One could go on in this vein all but indefinitely when contemplating Frost’s oeuvre.



Then there is the plain and simple fact that Frost as the man behind the poems got his hands dirty, so to speak. (So, of course, did Dr. Williams, a figure whose life, in full disclosure, I tend to value far above his literary output.) This is another factor accounting for his largely avoiding the sort of condescension from Olympus so easily associable with Pound and certainly with Eliot when it comes to the lives of your average Jack and Jill.



Which leads us, at least obliquely, to the vexed issue of Frost’s own human and social qualities.  So often has this issue been hashed and rehashed that I mean not to dwell on it other than briefly. I find it important to ponder those qualities in short compass only as they reveal themselves in this splendid volume.



It is noteworthy that in a very long letter of March 22, 1915 to the African-American poet W.S. Braithwaite (pp. 264 ff.), Frost recognizes in himself that potential for the exploitative, hyper-ambitious, callous, and even misanthropic behavior with which Lawrance Thompson and R.H. Winnick so notoriously and effectively taxed him in their three-volume biography back four decades. But by my reading, the letter just cited could with equal warrant be seen to expose a man’s intention to suppress such impulses– which doubtless exist, at all events, in every human heart.



Frost’s comments to Braithwaite, seen by the Thompsonians as mere self-promotion, in fact offer a valuable retrospect on what went into A Boy’s Will and an insight into the nature of North of Boston. They are worth lengthy quotation. A Boy’s Will, the poet writes,



is an expression of my life for the ten years from eighteen on when I thought I greatly preferred stocks and stones to people. The poems were written as I lived the life quite at the mercy of myself and not always happy. The arrangement in a book came much later when I could look back on the past with something like understanding.

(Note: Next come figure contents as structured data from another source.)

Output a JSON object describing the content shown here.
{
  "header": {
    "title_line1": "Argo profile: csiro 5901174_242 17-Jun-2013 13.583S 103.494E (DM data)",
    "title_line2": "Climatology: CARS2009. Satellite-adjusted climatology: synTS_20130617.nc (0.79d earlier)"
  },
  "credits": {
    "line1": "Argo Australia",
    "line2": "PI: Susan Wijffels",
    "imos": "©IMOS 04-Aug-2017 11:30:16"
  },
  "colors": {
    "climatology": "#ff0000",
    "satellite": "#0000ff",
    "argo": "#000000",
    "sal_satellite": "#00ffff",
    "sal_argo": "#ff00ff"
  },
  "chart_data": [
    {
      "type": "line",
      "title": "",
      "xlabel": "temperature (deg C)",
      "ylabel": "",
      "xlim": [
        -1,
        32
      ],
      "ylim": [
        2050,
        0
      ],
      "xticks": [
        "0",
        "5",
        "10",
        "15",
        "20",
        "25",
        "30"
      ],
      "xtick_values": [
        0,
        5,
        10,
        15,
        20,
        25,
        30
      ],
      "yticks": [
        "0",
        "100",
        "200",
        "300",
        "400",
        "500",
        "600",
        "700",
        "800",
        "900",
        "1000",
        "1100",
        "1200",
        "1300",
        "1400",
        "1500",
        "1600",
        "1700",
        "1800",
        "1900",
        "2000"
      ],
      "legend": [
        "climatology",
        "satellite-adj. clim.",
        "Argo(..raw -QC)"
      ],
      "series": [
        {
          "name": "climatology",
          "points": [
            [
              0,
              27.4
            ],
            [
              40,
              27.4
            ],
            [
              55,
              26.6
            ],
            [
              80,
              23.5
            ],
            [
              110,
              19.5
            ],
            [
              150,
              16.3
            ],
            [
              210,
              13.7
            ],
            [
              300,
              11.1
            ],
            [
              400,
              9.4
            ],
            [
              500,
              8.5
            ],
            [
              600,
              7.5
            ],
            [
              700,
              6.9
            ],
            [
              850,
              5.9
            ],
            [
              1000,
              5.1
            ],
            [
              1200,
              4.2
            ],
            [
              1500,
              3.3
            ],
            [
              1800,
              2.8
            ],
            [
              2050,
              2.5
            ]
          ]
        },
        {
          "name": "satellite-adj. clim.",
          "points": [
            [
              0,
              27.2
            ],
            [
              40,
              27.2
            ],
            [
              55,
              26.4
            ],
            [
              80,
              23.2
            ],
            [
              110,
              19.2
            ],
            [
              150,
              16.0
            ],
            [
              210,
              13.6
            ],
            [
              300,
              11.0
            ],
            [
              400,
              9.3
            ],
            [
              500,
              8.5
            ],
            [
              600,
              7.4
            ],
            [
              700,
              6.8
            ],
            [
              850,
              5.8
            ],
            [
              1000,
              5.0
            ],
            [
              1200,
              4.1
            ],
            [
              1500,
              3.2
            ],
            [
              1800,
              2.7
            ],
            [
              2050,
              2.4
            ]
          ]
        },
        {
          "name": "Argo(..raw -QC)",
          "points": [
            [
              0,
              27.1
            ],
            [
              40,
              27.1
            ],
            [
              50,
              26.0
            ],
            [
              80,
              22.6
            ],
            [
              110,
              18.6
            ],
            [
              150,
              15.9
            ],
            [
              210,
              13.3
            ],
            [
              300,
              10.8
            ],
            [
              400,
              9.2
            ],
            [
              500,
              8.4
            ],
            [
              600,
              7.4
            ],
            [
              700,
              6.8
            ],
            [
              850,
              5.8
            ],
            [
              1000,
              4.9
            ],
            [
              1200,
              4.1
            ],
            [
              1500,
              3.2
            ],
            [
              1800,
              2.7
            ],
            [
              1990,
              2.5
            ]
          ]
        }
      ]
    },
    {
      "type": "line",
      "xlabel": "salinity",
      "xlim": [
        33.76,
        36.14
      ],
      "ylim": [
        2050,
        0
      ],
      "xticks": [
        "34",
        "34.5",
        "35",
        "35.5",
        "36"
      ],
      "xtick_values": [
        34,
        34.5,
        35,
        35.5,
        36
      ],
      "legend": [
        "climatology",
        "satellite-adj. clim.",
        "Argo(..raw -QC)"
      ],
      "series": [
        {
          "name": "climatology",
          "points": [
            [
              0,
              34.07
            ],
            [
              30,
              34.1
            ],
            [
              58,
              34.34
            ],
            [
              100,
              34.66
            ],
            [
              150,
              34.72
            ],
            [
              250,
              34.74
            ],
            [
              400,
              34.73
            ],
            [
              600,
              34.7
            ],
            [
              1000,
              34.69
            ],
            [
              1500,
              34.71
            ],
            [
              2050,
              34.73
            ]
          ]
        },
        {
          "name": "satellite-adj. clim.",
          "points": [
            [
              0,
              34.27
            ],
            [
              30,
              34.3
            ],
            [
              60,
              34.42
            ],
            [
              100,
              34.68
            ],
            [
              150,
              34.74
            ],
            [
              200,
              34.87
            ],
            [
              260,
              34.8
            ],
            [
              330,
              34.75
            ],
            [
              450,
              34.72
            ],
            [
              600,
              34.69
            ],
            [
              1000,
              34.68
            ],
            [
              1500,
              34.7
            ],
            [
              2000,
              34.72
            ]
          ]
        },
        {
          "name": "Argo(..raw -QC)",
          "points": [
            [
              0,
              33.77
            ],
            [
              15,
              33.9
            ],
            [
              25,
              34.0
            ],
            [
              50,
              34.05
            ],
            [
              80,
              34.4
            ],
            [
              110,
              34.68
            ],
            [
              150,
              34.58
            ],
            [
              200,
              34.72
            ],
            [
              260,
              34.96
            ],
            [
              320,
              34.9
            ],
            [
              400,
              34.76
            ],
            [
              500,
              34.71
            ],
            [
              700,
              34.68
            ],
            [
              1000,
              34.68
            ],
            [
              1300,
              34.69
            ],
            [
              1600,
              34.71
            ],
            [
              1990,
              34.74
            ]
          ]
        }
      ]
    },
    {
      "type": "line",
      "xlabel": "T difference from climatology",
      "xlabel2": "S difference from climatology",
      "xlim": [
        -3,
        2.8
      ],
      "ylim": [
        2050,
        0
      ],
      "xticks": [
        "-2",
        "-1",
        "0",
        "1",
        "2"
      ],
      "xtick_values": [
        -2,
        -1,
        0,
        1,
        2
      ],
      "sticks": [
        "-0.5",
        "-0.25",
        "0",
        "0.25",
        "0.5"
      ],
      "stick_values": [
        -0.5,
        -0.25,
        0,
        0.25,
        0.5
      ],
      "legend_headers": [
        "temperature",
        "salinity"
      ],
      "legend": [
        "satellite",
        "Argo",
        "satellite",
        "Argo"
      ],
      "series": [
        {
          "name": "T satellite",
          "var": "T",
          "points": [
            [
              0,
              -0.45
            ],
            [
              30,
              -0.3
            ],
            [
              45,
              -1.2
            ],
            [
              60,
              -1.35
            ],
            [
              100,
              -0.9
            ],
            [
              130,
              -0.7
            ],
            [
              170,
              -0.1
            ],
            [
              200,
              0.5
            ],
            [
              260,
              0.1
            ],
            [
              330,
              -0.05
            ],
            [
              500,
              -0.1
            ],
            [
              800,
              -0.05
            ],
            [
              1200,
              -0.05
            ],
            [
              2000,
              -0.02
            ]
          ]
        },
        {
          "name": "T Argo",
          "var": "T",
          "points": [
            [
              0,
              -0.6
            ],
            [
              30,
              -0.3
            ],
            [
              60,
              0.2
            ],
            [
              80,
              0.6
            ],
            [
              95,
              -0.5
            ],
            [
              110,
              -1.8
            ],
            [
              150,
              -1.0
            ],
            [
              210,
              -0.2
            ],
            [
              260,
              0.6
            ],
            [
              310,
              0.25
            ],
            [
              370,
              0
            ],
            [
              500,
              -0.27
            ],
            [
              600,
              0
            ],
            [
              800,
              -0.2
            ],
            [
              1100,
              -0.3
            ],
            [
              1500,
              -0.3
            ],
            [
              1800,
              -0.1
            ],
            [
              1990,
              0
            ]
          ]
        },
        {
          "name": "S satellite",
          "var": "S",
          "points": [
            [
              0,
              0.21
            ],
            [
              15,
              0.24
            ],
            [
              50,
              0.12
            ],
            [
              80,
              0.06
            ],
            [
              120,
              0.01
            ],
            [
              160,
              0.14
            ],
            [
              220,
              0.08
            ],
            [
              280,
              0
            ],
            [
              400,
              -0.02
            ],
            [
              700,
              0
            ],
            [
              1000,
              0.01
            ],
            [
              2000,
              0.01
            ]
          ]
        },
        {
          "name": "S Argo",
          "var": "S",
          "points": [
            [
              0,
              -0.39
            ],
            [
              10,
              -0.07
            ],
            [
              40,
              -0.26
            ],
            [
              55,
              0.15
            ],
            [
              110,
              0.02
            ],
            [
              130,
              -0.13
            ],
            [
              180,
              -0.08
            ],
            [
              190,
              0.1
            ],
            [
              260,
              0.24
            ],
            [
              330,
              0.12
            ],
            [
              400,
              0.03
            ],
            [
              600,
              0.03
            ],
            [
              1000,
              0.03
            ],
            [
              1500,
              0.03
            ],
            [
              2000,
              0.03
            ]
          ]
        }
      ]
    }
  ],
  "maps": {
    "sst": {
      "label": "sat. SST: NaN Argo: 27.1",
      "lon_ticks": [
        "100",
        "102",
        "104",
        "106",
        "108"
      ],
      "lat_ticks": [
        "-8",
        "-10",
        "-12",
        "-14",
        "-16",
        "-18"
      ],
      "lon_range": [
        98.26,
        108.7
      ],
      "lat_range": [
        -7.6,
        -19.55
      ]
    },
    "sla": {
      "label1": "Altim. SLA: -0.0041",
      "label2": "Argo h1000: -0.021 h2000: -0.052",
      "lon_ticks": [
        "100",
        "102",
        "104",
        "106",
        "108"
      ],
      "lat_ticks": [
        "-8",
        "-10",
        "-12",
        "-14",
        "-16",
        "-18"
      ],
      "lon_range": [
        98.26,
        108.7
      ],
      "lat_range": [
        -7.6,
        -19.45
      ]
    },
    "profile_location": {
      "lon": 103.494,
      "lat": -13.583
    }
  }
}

            ...I suppose the fact is that my conscious interest in people was at first no more than a technical interest in their speech– in what I used to call their sentence sounds– the sound of sense... I began to hang on them very young.



            ...I say all this biographically to lead up to Book II (North of Boston). There came a day about ten years ago when I made the discovery that though sequestered I wasn’t living without reference to other people. Right on top of that I made the discovery in doing The Death of the Hired Man that I was interested in neighbors for more than merely their tones of speech– and always had been.



           
To me, these are the words of a man who has grown up, and who has the wit to recognize that development and so largely to put away childish things. They scarcely strike me at any rate as the words of an unbridled egotist. And as we move through The Early Letters, they witness to the breadth and sincerity of Frost’s friendships, some casual, some, like the ones with Sidney Cox, Louis Untermeyer, John Bartlett and above all Edward Thomas, as close to a soul-mate as the poet ever had, as deep perhaps as a person could know.